Decoupling Angles and Strength in Low-rank Adaptation

Bini, Massimo, Girrbach, Leander, Akata, Zeynep

arXiv.org Artificial Intelligence 

Parameter-Efficient FineTuning (PEFT) methods have recently gained significant popularity thanks to the widespread availability of large-scale pretrained models. These methods allow for quick adaptation to downstream tasks with minimal computational cost. However, popular finetuning methods such as LoRA exhibit limited robustness when it comes to hyperparameter choices or extended training regimes, preventing optimal out-of-the-box performance.
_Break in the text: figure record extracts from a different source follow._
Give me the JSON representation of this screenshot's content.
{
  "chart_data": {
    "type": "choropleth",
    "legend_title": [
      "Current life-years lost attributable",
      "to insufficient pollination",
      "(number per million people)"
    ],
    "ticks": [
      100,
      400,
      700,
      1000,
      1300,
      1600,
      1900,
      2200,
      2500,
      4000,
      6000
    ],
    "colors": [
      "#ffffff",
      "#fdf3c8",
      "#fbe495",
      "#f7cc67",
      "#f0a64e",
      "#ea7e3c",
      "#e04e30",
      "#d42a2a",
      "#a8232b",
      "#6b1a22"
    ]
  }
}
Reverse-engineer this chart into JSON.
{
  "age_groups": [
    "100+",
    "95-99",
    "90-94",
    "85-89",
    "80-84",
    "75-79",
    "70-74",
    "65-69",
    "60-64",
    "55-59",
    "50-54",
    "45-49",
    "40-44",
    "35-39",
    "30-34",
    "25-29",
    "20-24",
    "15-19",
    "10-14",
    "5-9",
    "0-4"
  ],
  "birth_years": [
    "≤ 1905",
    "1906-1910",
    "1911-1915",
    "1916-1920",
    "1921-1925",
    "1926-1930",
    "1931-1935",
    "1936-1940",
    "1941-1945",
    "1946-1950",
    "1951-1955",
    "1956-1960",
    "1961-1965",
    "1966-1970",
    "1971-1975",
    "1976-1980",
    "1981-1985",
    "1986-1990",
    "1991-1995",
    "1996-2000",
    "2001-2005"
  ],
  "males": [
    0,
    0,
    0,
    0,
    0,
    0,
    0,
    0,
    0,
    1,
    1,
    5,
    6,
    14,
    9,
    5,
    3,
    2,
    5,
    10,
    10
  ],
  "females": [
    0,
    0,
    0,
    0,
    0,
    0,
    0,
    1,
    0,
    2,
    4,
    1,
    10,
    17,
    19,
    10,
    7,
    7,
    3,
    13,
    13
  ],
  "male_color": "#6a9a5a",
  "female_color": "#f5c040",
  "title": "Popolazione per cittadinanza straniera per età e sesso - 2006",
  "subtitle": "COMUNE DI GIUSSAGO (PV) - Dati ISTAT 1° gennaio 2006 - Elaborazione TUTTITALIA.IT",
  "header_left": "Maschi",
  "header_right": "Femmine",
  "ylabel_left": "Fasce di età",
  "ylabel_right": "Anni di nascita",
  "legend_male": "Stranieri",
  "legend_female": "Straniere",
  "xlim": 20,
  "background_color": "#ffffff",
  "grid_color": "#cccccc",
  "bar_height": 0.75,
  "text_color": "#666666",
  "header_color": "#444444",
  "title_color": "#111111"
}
In contrast, bounded approaches, such as ETHER, provide greater robustness but are limited to extremely low-rank adaptations and fixed-strength transformations, reducing their adaptation expressive power. In this work, we propose Decoupled Lowrank Adaptation (DeLoRA), a novel finetuning method that normalizes and scales learnable low-rank matrices. Through evaluations on subject-driven image generation, natural language understanding, and instruction tuning, we show that DeLoRA matches or surpasses performance of competing PEFT methods, while exhibiting stronger robustness. The rapid advancement of deep learning has led to the development of large-scale pretrained models in various domains, especially in computer vision and natural language processing (Touvron et al., 2023a;b; Radford et al., 2021; Rombach et al., 2022). However, the enormous size of these models, reaching billions of parameters, presents significant challenges when adapting them to specific downstream tasks, particularly in terms of computational cost and efficiency. To address these challenges, Parameter Efficient FineTuning (PEFT) methods have emerged. PEFT methods are characterized by their introduction of a small set of learnable parameters, in contrast to the extensive parameter updates required in full finetuning. Notable examples include adapters (Houlsby et al., 2019) and prompt tuning (Lester et al., 2021).